Sahih hadiste Rasûlullah sallallahu aleyhi ve sellem bunlarla ilgili olarak şöyle buyurur:
"Müslümanların bölündüğü bir sırada dinden çıkan bir fırka ortaya çıkar. Hakka en yakın olan iki gruptan biri onları öldürür". (Müslim (1/1065)
Onun için Sufyan-ı Sevrî ve başka birçok imam şöyle der:
"İblis, günahtan çok, bid'atı sever. Çünkü günahtan tevbe edilir ama bid'attan tevbe edilmez. Çünkü Allah'ın ve Rasûlününün teşri etmediği bir şeyi din edinen bid'atçı, yaptığı amel kendisine süslü geldiğinden onu güzel görür. Güzel gördüğü sürece de ondan tevbe etmez.

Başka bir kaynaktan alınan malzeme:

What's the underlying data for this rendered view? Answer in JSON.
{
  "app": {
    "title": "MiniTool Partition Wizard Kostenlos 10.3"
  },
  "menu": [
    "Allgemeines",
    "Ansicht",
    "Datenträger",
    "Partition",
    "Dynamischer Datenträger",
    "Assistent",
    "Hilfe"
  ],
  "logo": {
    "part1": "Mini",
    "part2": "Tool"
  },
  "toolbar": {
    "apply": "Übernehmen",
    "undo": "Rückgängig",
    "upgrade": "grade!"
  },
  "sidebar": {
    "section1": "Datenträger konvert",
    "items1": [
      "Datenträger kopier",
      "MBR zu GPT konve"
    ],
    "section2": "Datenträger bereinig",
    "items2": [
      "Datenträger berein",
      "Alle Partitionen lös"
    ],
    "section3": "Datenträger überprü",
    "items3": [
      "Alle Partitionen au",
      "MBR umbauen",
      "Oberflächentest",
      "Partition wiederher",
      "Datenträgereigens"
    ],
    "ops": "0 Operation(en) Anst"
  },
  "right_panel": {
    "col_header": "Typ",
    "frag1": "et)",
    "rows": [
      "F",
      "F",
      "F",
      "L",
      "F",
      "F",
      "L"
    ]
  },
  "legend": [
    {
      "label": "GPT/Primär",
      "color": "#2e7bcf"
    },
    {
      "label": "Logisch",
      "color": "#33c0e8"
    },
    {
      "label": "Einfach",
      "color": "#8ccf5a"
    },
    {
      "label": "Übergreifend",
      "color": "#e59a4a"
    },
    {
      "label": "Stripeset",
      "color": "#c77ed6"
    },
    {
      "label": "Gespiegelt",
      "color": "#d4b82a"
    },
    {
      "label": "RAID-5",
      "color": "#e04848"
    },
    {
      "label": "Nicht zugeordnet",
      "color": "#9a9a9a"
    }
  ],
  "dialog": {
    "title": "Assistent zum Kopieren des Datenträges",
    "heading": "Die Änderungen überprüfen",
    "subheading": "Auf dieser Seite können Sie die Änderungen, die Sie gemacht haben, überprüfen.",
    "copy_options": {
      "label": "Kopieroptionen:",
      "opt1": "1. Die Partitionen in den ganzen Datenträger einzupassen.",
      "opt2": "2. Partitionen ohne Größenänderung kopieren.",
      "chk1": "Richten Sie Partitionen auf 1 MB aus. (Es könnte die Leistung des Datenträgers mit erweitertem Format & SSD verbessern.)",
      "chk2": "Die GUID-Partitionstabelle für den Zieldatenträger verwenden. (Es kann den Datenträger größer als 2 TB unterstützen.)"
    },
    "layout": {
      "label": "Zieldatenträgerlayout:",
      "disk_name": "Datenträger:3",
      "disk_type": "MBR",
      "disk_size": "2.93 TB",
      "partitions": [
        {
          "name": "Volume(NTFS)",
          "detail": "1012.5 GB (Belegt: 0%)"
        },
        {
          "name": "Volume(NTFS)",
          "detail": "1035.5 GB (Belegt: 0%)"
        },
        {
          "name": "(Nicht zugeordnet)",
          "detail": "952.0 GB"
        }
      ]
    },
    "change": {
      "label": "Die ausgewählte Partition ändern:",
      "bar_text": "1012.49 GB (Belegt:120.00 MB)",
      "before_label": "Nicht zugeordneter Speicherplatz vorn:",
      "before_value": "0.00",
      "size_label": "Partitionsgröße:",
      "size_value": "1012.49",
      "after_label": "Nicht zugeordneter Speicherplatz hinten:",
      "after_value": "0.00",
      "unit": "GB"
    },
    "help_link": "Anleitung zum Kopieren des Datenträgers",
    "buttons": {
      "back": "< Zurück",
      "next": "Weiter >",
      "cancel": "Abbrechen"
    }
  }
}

Çünkü tevbe etmenin sebebi, kişinin yaptığı işin tevbe edilmesi gereken kötü bir iş olduğunu bilmesi veya emredilen vacip yahut müstehap bir ameli terkettiğinden tevbe etmek gerektiğini anlamasıdır. Yaptığı iş kötü olduğu halde onu güzel görmeye devam ettiği sürece ondan tevbe etmez."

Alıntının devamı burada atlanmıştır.